What would I have done? Sell images for commercial use with a commercial license. A commercial license is much more expensive than a product sold for non-commercial use. Simple, lucrative, and creative. Are we sensing a theme?
3) 'PC was just protecting their product! They have a unique item and they have the right to protection! The machine did JUST what it is supposed to do before the third party programs!'
-No miss Cricut Circle Zombie, they were NOT protecting their product; PC was protecting their market share and so was Bank of America. They were misusing the law and their political heavy hand to edge out any 3rd party product that enhanced the user experience of their product while NOT adding to their bottom line.
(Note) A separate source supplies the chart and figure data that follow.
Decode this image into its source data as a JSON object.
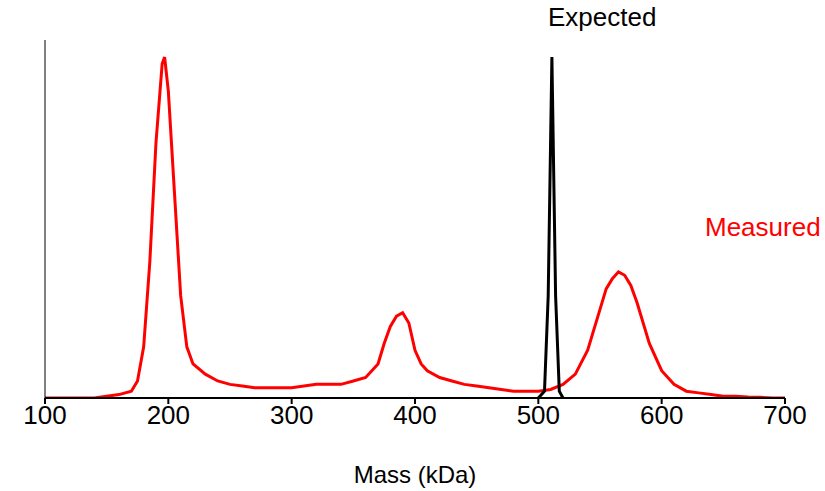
{
  "chart_data": {
    "type": "line",
    "x_label": "Mass (kDa)",
    "xlim": [
      100,
      700
    ],
    "xticks": [
      100,
      200,
      300,
      400,
      500,
      600,
      700
    ],
    "ylim": [
      0,
      1.05
    ],
    "yticks": [],
    "tick_labels": "x",
    "grid": false,
    "legend": "none",
    "series": [
      {
        "name": "Measured",
        "color": "#ff0000",
        "x": [
          100,
          110,
          120,
          130,
          140,
          150,
          160,
          170,
          175,
          180,
          185,
          190,
          195,
          197,
          200,
          205,
          210,
          215,
          220,
          230,
          240,
          250,
          260,
          270,
          280,
          290,
          300,
          310,
          320,
          330,
          340,
          350,
          360,
          370,
          375,
          380,
          385,
          390,
          395,
          400,
          405,
          410,
          420,
          430,
          440,
          450,
          460,
          470,
          480,
          490,
          500,
          510,
          520,
          530,
          540,
          550,
          555,
          560,
          565,
          570,
          575,
          580,
          590,
          600,
          610,
          620,
          630,
          640,
          650,
          660,
          670,
          680,
          690,
          700
        ],
        "values": [
          0,
          0,
          0,
          0,
          0,
          0.005,
          0.01,
          0.02,
          0.05,
          0.15,
          0.4,
          0.75,
          0.98,
          1.0,
          0.9,
          0.6,
          0.3,
          0.15,
          0.1,
          0.07,
          0.05,
          0.04,
          0.035,
          0.03,
          0.03,
          0.03,
          0.03,
          0.035,
          0.04,
          0.04,
          0.04,
          0.05,
          0.06,
          0.1,
          0.16,
          0.21,
          0.24,
          0.25,
          0.22,
          0.14,
          0.1,
          0.08,
          0.06,
          0.05,
          0.04,
          0.035,
          0.03,
          0.025,
          0.02,
          0.02,
          0.02,
          0.025,
          0.04,
          0.07,
          0.14,
          0.26,
          0.32,
          0.35,
          0.37,
          0.36,
          0.33,
          0.28,
          0.16,
          0.08,
          0.04,
          0.02,
          0.015,
          0.01,
          0.005,
          0.005,
          0.003,
          0.002,
          0,
          0
        ]
      },
      {
        "name": "Expected",
        "color": "#000000",
        "x": [
          500,
          505,
          508,
          511,
          514,
          517,
          520
        ],
        "values": [
          0,
          0.02,
          0.3,
          1.0,
          0.3,
          0.02,
          0
        ]
      }
    ]
  }
}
Secondly, they sell a TOOL that also is compatible with ACCESSORIES sold by their company. Just like the accessories sold by Apple for the iPod, they are expensive, branded, and NOT the only good option available. But, unlike PC, Apple chooses to work with other companies to improve their customer's user experience and make the use of their product possible for many ages, educations, and income levels - PC could take a lesson. Lastly, yes, when the original bug was released it did JUST what it was supposed to do without 3rd party programs. Well, Maps did exactly what they were supposed to do before the invention of the GPS, but I don't see anyone backtracking on that technology, now do I?
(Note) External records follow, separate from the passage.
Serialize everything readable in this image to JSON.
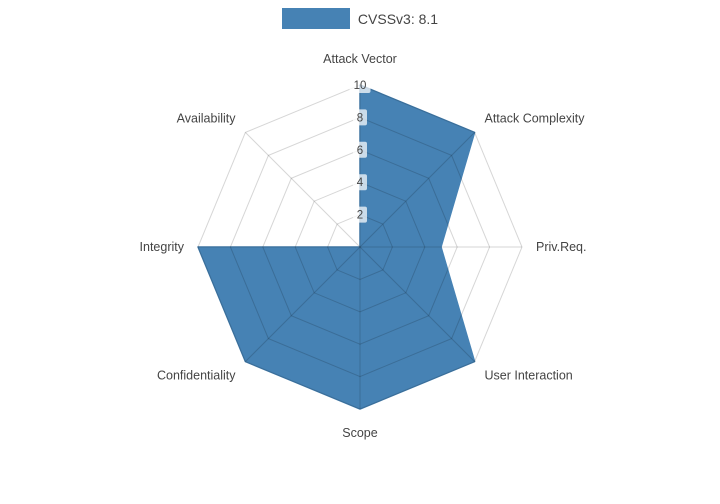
{
  "legend": {
    "label": "CVSSv3: 8.1"
  },
  "colors": {
    "fill": "#4682B4",
    "grid": "rgba(0,0,0,0.16)",
    "label_text": "#444444",
    "tick_text": "#444444",
    "tick_bg": "rgba(255,255,255,0.72)",
    "background": "#ffffff"
  },
  "chart_data": {
    "type": "radar",
    "title": "",
    "series_name": "CVSSv3: 8.1",
    "categories": [
      "Attack Vector",
      "Attack Complexity",
      "Priv.Req.",
      "User Interaction",
      "Scope",
      "Confidentiality",
      "Integrity",
      "Availability"
    ],
    "values": [
      10,
      10,
      5,
      10,
      10,
      10,
      10,
      0
    ],
    "radial_ticks": [
      2,
      4,
      6,
      8,
      10
    ],
    "rlim": [
      0,
      10
    ],
    "grid": true,
    "grid_shape": "polygon",
    "legend_position": "top-center",
    "start_axis": "top",
    "direction": "clockwise"
  }
}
What would I have done? Well, the most intelligent thing that a company can do these days is go digital. Instead of retiring all the old carts and making expensive "Best of" carts that they can't GIVE away, why not make the retired images available as SVGs in an e-store a la iTunes and QK Silhouette? They could make TONS more money on the launch of a new and improved CDS with integrated SVG software and continue to glean profits off of old designs that cannot be purchased any other way. They would also be opening the door to all the customers who might never have bought ONE PC product except that now all those great PC cart images can be cut on ANY machine they already have. Simple, lucrative, and creative.
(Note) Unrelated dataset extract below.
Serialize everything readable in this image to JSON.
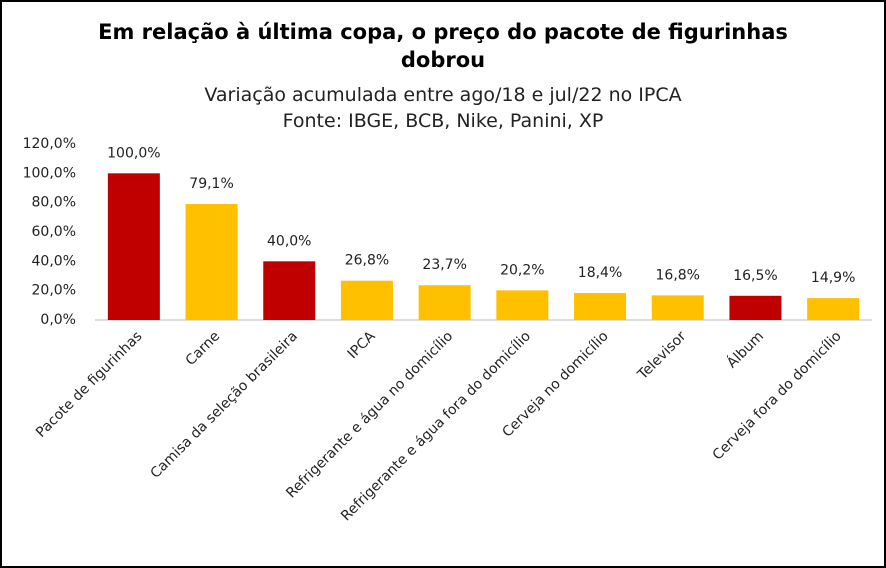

The verdict? PC made this issue very complicated, alienating, and in-the-box. They forgot who they are selling to. They forgot that scrapbookers and crafters are often artists at the core. Artists JUST DON'T LIKE words like 'restrictions' and 'market share' because it makes us feel like a business that used to be behind our art is now just another big roadblock in the WAY of our art. Art is free and therapeutic and flows out in a random, wild jumble that can only be organized by the people we share the art with and the TOOLS we use to realize it. Of all the cardinal sins that can be committed by a company that has build its foundation on art, the number one offense is to purposely refuse to be creative. Their overwhelming greed has caused them to loose sight of their first goal which was to make creativity more easily available to the masses. They forgot to be creative with their solutions and frankly they are starting to loose much of the creativity in their products. The Imagine is just about the least imaginative pile of overpriced, expensive to maintain piece of crap I have ever seen.
I won't deny that I, along with many others, have been bitten and am still nursing a bite from the 'Bug. But, I'm starting to watch my crafting waistline and a brand new Silhouette might be just what the doctor ordered. :)
At times like this, it ain't easy being a Queen. But, what is easy is not always right and what is right is not always easy, so chins up Queenies, because it's still good to be us.